Wait—This Actually Works?
It still stuns me, says Peter Lee, that we got the company to do this. Lee oversees an organization inside Microsoft Research called NExT, short for New Experiences and Technologies. After taking over as CEO, Nadella personally pushed for the creation of this new organization, and it represents a significant shift from the 10-year reign of Ballmer. It aims to foster research that can see the light of day sooner rather than later—that can change the course of Microsoft now rather than years from now. Project Catapult is a prime example. And it is part of a much larger change across the industry. The leaps ahead, Burger says, are coming from non-CPU technologies.
Peter Lee. Clayton Cotterell for WIRED
All the Internet giants, including Microsoft, now supplement their CPUs with graphics processing units, chips designed to render images for games and other highly visual applications. When these companies train their neural networks to, for example, recognize faces in photos—feeding in millions and millions of pictures—
GPUs handle much of the calculation. Some giants like Microsoft are also using alternative silicon to execute their neural networks after training. And even though it’s crazily expensive to custom-build chips, Google has gone so far as to design its own processor for executing neural nets, the tensor processing unit.
With its TPUs, Google sacrifices long-term flexibility for speed. It wants to, say, eliminate any delay when recognizing commands spoken into smartphones. The trouble is that if its neural networking models change, Google must build a new chip. But with FPGAs, Microsoft is playing a longer game. Though an FPGA isn’t as fast as Google’s custom build, Microsoft can reprogram the silicon as needs change. The company can reprogram not only for new AI models, but for just about any task. And if one of those designs seems likely to be useful for years to come, Microsoft can always take the FPGA programming and build a dedicated chip.
A newer version of the final hardware, V2, a card that slots into the end of each Microsoft server and connects directly to the network. Clayton Cotterell for WIRED
Microsofts services are so large, and they use so many FPGAs, that theyre shifting the worldwide chip market. The FPGAs come from a company called Altera, and Intel executive vice president Diane Bryant tells me that Microsoft is why Intel acquired Altera last summer—
a deal worth $16.7 billion, the largest acquisition in the history of the largest chipmaker on Earth. By 2020, she says, a third of all servers inside all the major cloud computing companies will include FPGAs.
It’s a typical tangle of tech acronyms. CPUs. GPUs. TPUs. FPGAs. But it’s the subtext that matters. With cloud computing, companies like Microsoft and Google and Amazon are driving so much of the world’s technology that those alternative chips will drive the wider universe of apps and online services.
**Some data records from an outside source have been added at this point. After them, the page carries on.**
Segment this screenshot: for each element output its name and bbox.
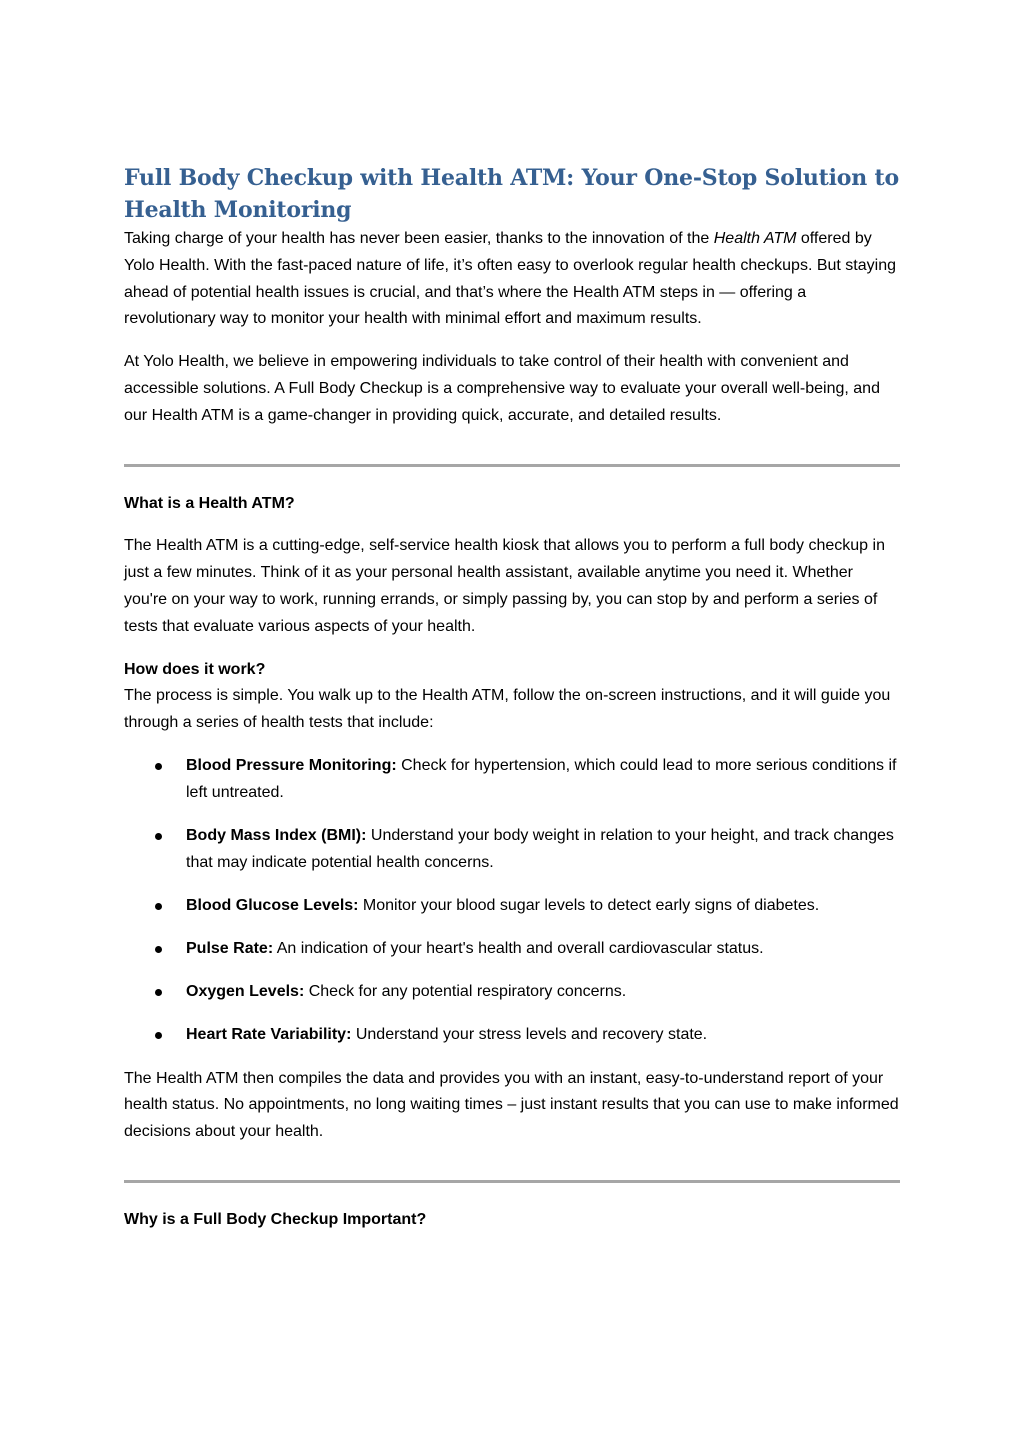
tests-list [124, 753, 900, 1049]
test-label: Body Mass Index (BMI): [186, 826, 367, 844]
bullet-icon [155, 946, 162, 953]
intro-text-after: offered by Yolo Health. With the fast-paced nature of life, it’s often easy to overlook regular health checkups. But staying ahead of potential health issues is crucial, and that’s where the Health ATM steps in — offering a revolutionary way to monitor your health with minimal effort and maximum results. [124, 230, 896, 328]
test-text: Check for any potential respiratory concerns. [304, 983, 627, 1001]
how-heading: How does it work? [124, 660, 266, 678]
document-title: Full Body Checkup with Health ATM: Your One-Stop Solution to Health Monitoring [124, 165, 899, 223]
bullet-icon [155, 833, 162, 840]
how-paragraph: The process is simple. You walk up to the Health ATM, follow the on-screen instructions, and it will guide you through a series of health tests that include: [124, 687, 891, 732]
list-item [124, 893, 900, 920]
what-paragraph: The Health ATM is a cutting-edge, self-service health kiosk that allows you to perform a full body checkup in just a few minutes. Think of it as your personal health assistant, available anytime you need it. Whether you're on your way to work, running errands, or simply passing by, you can stop by and perform a series of tests that evaluate various aspects of your health. [124, 537, 885, 635]
test-text: Understand your body weight in relation to your height, and track changes that may indicate potential health concerns. [186, 826, 894, 871]
test-label: Pulse Rate: [186, 940, 274, 958]
test-text: Understand your stress levels and recovery state. [351, 1026, 708, 1044]
why-heading: Why is a Full Body Checkup Important? [124, 1211, 427, 1229]
test-text: An indication of your heart's health and overall cardiovascular status. [273, 940, 764, 958]
bullet-icon [155, 903, 162, 910]
test-label: Heart Rate Variability: [186, 1026, 352, 1044]
list-item [124, 936, 900, 963]
bullet-icon [155, 763, 162, 770]
intro-paragraph-1 [124, 226, 900, 333]
test-text: Check for hypertension, which could lead to more serious conditions if left untreated. [186, 756, 897, 801]
bullet-icon [155, 989, 162, 996]
list-item [124, 823, 900, 877]
test-label: Blood Glucose Levels: [186, 896, 359, 914]
list-item [124, 979, 900, 1006]
horizontal-divider [124, 464, 900, 467]
test-text: Monitor your blood sugar levels to detect early signs of diabetes. [358, 896, 820, 914]
what-heading: What is a Health ATM? [124, 494, 295, 512]
list-item [124, 753, 900, 807]
document-page [124, 162, 900, 1234]
compile-paragraph: The Health ATM then compiles the data and provides you with an instant, easy-to-understand report of your health status. No appointments, no long waiting times – just instant results that you can use to make informed decisions about your health. [124, 1069, 899, 1141]
horizontal-divider [124, 1180, 900, 1183]
list-item [124, 1022, 900, 1049]
bullet-icon [155, 1032, 162, 1039]
test-label: Oxygen Levels: [186, 983, 305, 1001]
intro-paragraph-2: At Yolo Health, we believe in empowering individuals to take control of their health with convenient and accessible solutions. A Full Body Checkup is a comprehensive way to evaluate your overall well-being, and our Health ATM is a game-changer in providing quick, accurate, and detailed results. [124, 353, 880, 424]
intro-italic-health-atm: Health ATM [713, 230, 797, 247]
test-label: Blood Pressure Monitoring: [186, 756, 397, 774]
intro-text-before: Taking charge of your health has never been easier, thanks to the innovation of the [124, 230, 714, 247]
Lee says that Project Catapult will allow Microsoft to continue expanding the powers of its global supercomputer until the year 2030. After that, he says, the company can move toward quantum computing.
Later, when we talk on the phone, Nadella tells me much the same thing. Theyre reading from the same Microsoft script, touting a quantum-enabled future of ultrafast computers. Considering how hard it is to build a quantum machine, this seems like a pipe dream. But just a few years ago, so did Project Catapult.
Correction: This story originally implied that the Hololens headset was part of Microsoft’s NExT organization. It was not.